В запутанных обстоятельствах, сложившихся за последнее время в жизни Жильбера, случилось так, что он получил приглашение на бал от подруги г-жи де Марсан и, считаясь с желанием своей возлюбленной, счел необходимым поехать туда. На этом вечере была и Сара. Жильбер подсел к ней. Он знал, какая нежная привязанность соединяет графиню и ее сестру, и рад был случаю поговорить о любимой с кем-нибудь, кто ее понимает. Предлогом послужила недавняя болезнь Эммелины: спросить о ее здоровье – ведь это значило спросить о ее любви. Против обыкновения, девушка отвечала ему доверчиво и мягко; когда они разговорились, оркестр заиграл ритурнель к кадрили, к Саре подошел ее кавалер, но она отказалась танцевать, сославшись на усталость.

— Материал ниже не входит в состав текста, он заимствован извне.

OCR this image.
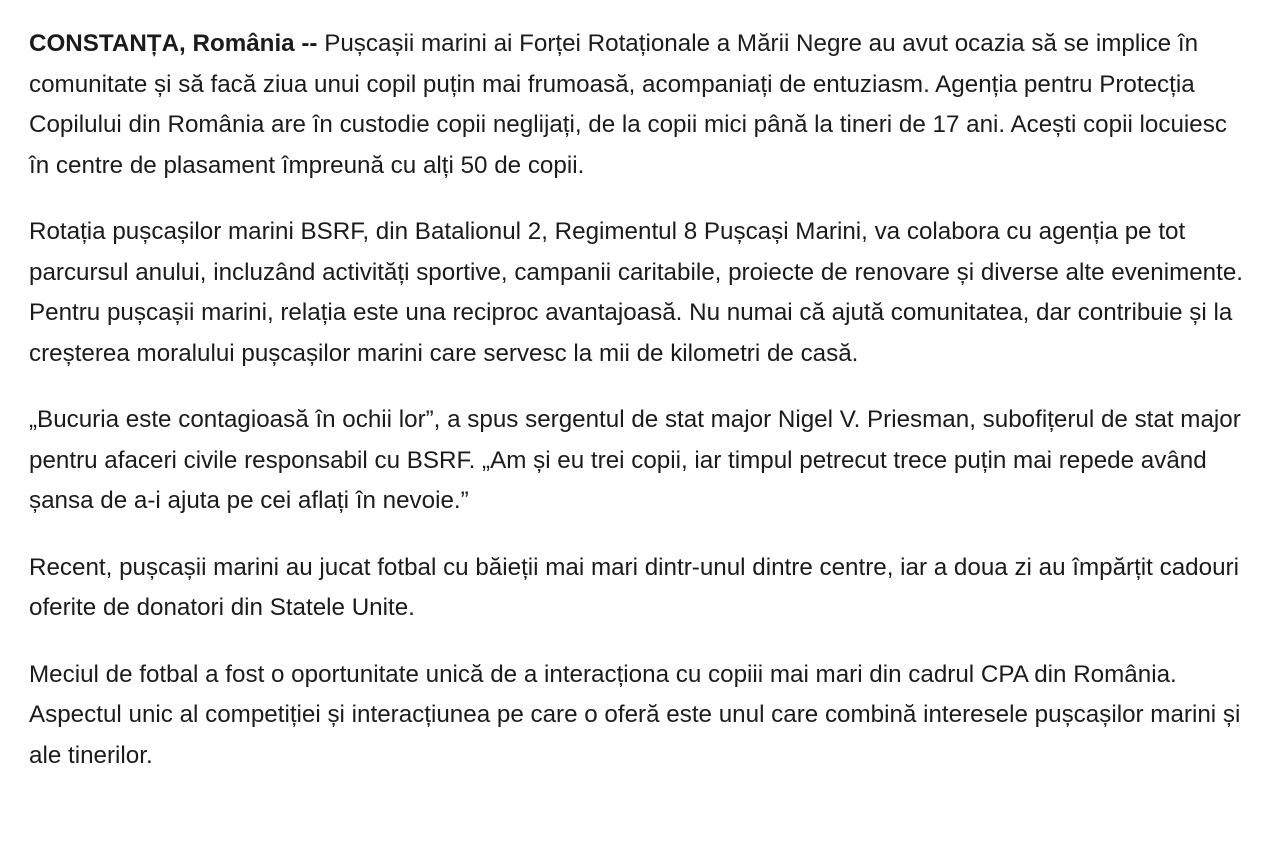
CONSTANȚA, România -- Pușcașii marini ai Forței Rotaționale a Mării Negre au avut ocazia să se implice în comunitate și să facă ziua unui copil puțin mai frumoasă, acompaniați de entuziasm. Agenția pentru Protecția Copilului din România are în custodie copii neglijați, de la copii mici până la tineri de 17 ani. Acești copii locuiesc în centre de plasament împreună cu alți 50 de copii.

Rotația pușcașilor marini BSRF, din Batalionul 2, Regimentul 8 Pușcași Marini, va colabora cu agenția pe tot parcursul anului, incluzând activități sportive, campanii caritabile, proiecte de renovare și diverse alte evenimente. Pentru pușcașii marini, relația este una reciproc avantajoasă. Nu numai că ajută comunitatea, dar contribuie și la creșterea moralului pușcașilor marini care servesc la mii de kilometri de casă.

„Bucuria este contagioasă în ochii lor”, a spus sergentul de stat major Nigel V. Priesman, subofițerul de stat major pentru afaceri civile responsabil cu BSRF. „Am și eu trei copii, iar timpul petrecut trece puțin mai repede având șansa de a-i ajuta pe cei aflați în nevoie.”

Recent, pușcașii marini au jucat fotbal cu băieții mai mari dintr-unul dintre centre, iar a doua zi au împărțit cadouri oferite de donatori din Statele Unite.

Meciul de fotbal a fost o oportunitate unică de a interacționa cu copiii mai mari din cadrul CPA din România. Aspectul unic al competiției și interacțiunea pe care o oferă este unul care combină interesele pușcașilor marini și ale tinerilor.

Под музыку среди шумного оживления бала они могли говорить свободно, и девушка дала понять Жильберу, что ей известна причина болезни Эммелины. Она коснулась страданий сестры, описала то, чему была свидетельницей. Жильбер слушал, потупившись; когда он поднял голову, по щеке его катилась слеза. Сара вся затрепетала, ее прекрасные голубые глаза затуманились.
– Вы ее любите больше, чем я думала, – сказала она.
И с этого мгновения она стала совсем другой – никогда еще она не выражала ему такого доверия; она призналась, что уже давно заметила роман своей сестры, и объяснила свою холодность к Жильберу тем, что причисляла его к легкомысленным светским людям, которые волочатся за всеми женщинами, нисколько не заботясь о печальных последствиях своих любовных интриг. Она говорила об Эммелине как сестра и подруга, говорила горячо и откровенно. Искренность, с которой она убеждала Жильбера, что его святая обязанность возвратить покой Эммелине, поразила Жильбера и подействовала на него сильнее всех доводов, за четверть часа этой беседы пред ним ясно предстала его участь.
Начались приготовления к котильону.
– Сядемте в круг, – сказал Жильбер, – танцевать мы не будем и сможем без помехи разговаривать – никто нас и не заметит.
Сара согласилась. Они заняли места и продолжали разговор об Эммелине. Все же время от времени кто-либо из танцоров приглашал Сару, и ей приходилось участвовать в фигурах котильона, кружиться, держать конец шарфа, букет или веер. Жильбер оставался сидеть на своем стуле и, погрузившись в размышления, рассеянно смотрел, как его прелестная соседка прыгает и улыбается, хотя глаза ее еще влажны от слез. Потом она возвращалась, и они продолжали свою грустную беседу. Под мелодии немецких вальсов, ласкавшие слух Жильбера в первые дни его любви, он дал в тот вечер клятву уехать и все забыть.
Когда пришло время разъезда, Жильбер и сестра Эммелины встали с какой-то торжественностью.
– Вы дали мне слово, – сказала девушка, – и я полагаюсь на вас. Вы должны спасти мою сестру. – И, не заботясь о том, что их могут увидеть, она взяла его за руку и добавила: – А когда вы уедете, помните, что порою мы с ней вдвоем будем думать о бедном путешественнике.